Experiencia de lo que se quiebra

15.12.2021

Habían pasado ya varias semanas. En el aeropuerto no estaba permitido el paso a los acompañantes que no fuesen a volar, así que detuvo el coche en la parada de autobuses para despedirse sin parábolas. Todo el cuerpo le dio un latigazo: otra vez se encontraba en tierra firme, frente a todo el espacio aéreo, sin querer decir adiós y completamente acorralada por la implacable racionalidad del sistema horario. Parecía que sus intestinos, sus pulmones y su hígado trataran de escurrirse mutuamente. "Todo estará bien, nos veremos pronto, esta vez estoy completamente segura". Y caminó lejos, dándole la espalda. 

Habían pasado ya varias semanas. 

El retorcimiento se había adherido a su interior. Había hecho clac a la manera de lo que se rompe o de lo que encaja. Un único clac. Se levantaba cada mañana sofocada por la aspereza de la ausencia, bebía el café con resistencia, se duchaba y conocía unos minutos de alivio. Tampoco es que se tratara de un dolor martirizante, simplemente no cesaba. Como entre semana no trabajaba pasaba los días en la casa de la costa. La falta de silencio y la amplitud del océano eclipsaban el miedo. El fin de semana podía concentrarse en el cansancio sobre las piernas por la tarde y en el punk que su jefe hacía sonar por la noche, hasta que al llegar el cierre un mismo grupo de amigos ponía "Así Fue" de Isabel Pantoja. El olor del óxido y la malta, el vapor jabonoso del lavavajillas, los platos de la cuenta apilándose constantemente y las bandejas encharcadas desfilando funcionaban solo a veces, cuando los fundamentos de la preocupación no encontraban realidad a la que aferrarse. Pero habían pasado ya varias semanas y algo estaba por recuperar. Quizá el pedazo de sí que se abandona siempre en los otros cuerpos. O puede, tan solo, que fuera necesario retomar un poco más del ser de la otra. 
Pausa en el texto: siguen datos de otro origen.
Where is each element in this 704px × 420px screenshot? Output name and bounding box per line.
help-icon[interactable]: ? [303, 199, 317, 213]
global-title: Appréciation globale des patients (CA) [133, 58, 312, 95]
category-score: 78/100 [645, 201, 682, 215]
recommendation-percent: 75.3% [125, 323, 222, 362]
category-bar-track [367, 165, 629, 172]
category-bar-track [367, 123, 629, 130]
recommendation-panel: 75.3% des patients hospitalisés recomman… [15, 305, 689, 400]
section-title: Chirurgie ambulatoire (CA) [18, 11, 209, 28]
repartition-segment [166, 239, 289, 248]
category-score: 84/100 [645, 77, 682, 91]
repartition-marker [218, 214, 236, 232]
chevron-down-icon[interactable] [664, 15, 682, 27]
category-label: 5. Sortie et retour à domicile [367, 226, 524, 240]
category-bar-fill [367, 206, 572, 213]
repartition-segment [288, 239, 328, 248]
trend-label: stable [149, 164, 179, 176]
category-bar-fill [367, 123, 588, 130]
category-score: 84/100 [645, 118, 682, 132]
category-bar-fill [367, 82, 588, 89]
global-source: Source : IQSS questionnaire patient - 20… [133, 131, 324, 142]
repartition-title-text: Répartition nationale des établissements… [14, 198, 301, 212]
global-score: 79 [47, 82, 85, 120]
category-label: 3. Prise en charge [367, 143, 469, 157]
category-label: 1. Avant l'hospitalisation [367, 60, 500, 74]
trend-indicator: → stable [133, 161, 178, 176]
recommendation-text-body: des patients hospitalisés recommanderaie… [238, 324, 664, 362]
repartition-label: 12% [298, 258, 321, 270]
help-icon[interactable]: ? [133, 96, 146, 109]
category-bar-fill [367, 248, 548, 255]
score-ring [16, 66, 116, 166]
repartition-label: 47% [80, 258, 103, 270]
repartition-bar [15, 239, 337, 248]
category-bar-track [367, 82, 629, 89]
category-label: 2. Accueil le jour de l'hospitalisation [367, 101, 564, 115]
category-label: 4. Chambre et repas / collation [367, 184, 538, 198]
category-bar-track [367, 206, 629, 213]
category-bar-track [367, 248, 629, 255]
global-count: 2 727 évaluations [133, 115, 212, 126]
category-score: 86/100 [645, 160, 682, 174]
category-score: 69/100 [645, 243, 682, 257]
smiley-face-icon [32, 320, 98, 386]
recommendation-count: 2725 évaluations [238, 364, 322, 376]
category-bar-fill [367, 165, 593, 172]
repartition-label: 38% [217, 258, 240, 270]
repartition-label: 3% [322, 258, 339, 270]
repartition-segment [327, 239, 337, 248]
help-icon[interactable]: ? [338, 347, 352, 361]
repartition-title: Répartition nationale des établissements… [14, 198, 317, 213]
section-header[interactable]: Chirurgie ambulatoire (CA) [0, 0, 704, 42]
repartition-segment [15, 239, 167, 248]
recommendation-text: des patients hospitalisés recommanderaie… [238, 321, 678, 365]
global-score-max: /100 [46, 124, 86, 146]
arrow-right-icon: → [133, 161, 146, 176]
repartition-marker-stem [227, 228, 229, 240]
No pudo ir a trabajar. Era irrecuperable. Los trompicones de una pérdida que se llevaba construyendo ya semanas vapulearon su sentido de la responsabilidad. La materialización de la ausencia a través de la declaración "no podemos estar juntas" se volvió innegable como el plomo. Esta vez no se verían pronto. Habían pasado ya casi dos meses y de nuevo el adiós era incorpóreo y misteriosamente arrasador. Primero un escurrimiento, después la fe, después un avión y luego nada. La vida está extrañamente limitada por el peso, que despega unas cosas y otras cosas con mares, nubes y metales preciosos.  Se dejó desvanecer en el sofá batallando, negando, escapando con la voluntad a lugares extenuantes. Y después de las palabras violentas plasmadas sobre la pantalla hubo blanco alrededor, una absoluta falta de contexto. Stacatto. 

Entró agitado, por la puerta, el hermano pequeño, trayendo consigo todos los muebles, todas las esquinas, todo lo concreto. "Me tengo que sacar rápido la licencia de pesca, vino la policía sin luces y nos pilló en la parte del muelle donde está prohibido pescar". Y se quedó allí, engrasando la realidad constante. La acompañó. También aparecieron su cuñada y el perro. Todo ligado. Le dieron algo de comer, oscuridad donde descansar el pecho y referencias geográficas para mirar Sexo en Nueva York sin detenimiento. Ellos se encargaron también, a la mañana siguiente, de ayudarla a hacer su maleta y de meterla en el autobús. En el otro extremo, donde se abrió la puerta, empezaron a aparecer las amigas. Unas la ponían en manos de las otras. Legato. Nuevas casas, nuevas puertas, disposiciones, paradas de metro. Se sentían amenazantes en aquel punto de la recuperación. Todo chirriaba demasiado, deslumbraba, cortaba, requería de una energía maleable y resiliente. Luego las bienvenidas hicieron su parte, fueron desarrollando el cordón de vuelta a los hogares, amarrándolos como se atracan los barcos en sus pantalanes. Así que se quedó.